Inzwischen dürfte es „Muttis Klügstem“ gelungen sein sich beim Wähler als unwählbar darzustellen. 
Vielleicht ist er sogar zu sehr über das Ziel hinausgeschossen und zieht seine Partei auf unter 30% an Rhein und Ruhr runter.

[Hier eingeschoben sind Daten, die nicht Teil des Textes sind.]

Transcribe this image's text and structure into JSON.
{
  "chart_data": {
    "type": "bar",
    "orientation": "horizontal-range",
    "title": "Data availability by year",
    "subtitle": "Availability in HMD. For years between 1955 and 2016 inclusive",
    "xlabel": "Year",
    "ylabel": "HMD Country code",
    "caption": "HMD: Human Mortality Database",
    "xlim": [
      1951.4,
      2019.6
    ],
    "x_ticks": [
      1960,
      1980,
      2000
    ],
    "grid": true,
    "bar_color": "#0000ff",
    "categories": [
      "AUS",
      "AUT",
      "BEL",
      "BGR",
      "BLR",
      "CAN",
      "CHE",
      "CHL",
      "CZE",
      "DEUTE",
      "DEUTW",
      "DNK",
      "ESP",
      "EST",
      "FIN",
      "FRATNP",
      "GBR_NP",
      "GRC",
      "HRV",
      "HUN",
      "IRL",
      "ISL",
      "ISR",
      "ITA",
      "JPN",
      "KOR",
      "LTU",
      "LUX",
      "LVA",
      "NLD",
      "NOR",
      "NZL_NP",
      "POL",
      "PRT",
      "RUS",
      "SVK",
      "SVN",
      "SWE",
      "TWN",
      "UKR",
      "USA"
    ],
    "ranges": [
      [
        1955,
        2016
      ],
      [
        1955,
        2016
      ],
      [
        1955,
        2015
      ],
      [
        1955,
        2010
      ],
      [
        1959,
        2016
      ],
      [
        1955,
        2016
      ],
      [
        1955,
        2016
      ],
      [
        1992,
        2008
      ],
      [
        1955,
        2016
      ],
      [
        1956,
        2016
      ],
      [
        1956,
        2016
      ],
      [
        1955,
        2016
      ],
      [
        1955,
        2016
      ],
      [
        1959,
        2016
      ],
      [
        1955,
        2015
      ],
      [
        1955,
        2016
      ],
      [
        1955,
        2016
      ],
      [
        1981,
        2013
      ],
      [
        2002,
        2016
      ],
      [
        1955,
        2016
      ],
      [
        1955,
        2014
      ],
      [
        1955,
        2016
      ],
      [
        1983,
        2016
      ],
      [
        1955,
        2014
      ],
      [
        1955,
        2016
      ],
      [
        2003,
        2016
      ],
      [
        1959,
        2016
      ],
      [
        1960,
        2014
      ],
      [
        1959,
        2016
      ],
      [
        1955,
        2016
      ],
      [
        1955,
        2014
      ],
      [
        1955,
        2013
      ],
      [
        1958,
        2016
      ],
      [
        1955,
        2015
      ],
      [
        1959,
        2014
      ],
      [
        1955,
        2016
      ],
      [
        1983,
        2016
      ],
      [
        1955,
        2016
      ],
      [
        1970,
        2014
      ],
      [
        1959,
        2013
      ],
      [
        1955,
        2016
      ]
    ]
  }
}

Da hilft es auch nicht, dass Röttgen Kraft zur "Schuldenkönigin" kürt. Er will die Menschen gewinnen, indem er andeutet, ihnen Geld oder Lebensstandard nehmen zu müssen. Dabei vermeidet er es aber tunlichst auszusprechen, was ein strikter Sparkurs bedeutete, und vor allem, wo denn überhaupt gespart werden könnte: Röttgen sagt A, das B aber bleibt er schuldig. Überzeugungskraft kann er so nicht entfalten.
Nun hat er wenige Tage vor dem Urnengang versucht, die Wahl auf eine höhere Bedeutungsebene zu hieven, indem er sie zur Abstimmung über den Euro-Kurs Angela Merkels erklärt hat. Ein Akt der Verzweiflung? Oder der Versuch, schon mal einen Teil der Verantwortung zur Kanzlerin abzuschieben. In der CDU sind sie fassungslos über die Vorlage für die Opposition im Bund. Selbst Kabinettskollegen verhöhnten den Umweltminister öffentlich. "Wie Röttgen auf die Idee kommen konnte, die Landtagswahl zum Test für die Politik der Bundesregierung auszurufen, ist mir schleierhaft - zumal er sich im Wahlkampf ja immer mehr der SPD und den Grünen angenähert hat", sagte Entwicklungsminister Dirk Niebel (FDP) SPIEGEL ONLINE. Und die Kanzlerin stellt via "Ruhr Nachrichten" klar: "Die Wahl am Sonntag ist eine wichtige Landtagswahl für Nordrhein-Westfalen, nicht mehr und nicht weniger."

Offensichtlich ist auch die Kanzlerin inzwischen niederlagesgewiss - Dank Röttgens Taktik.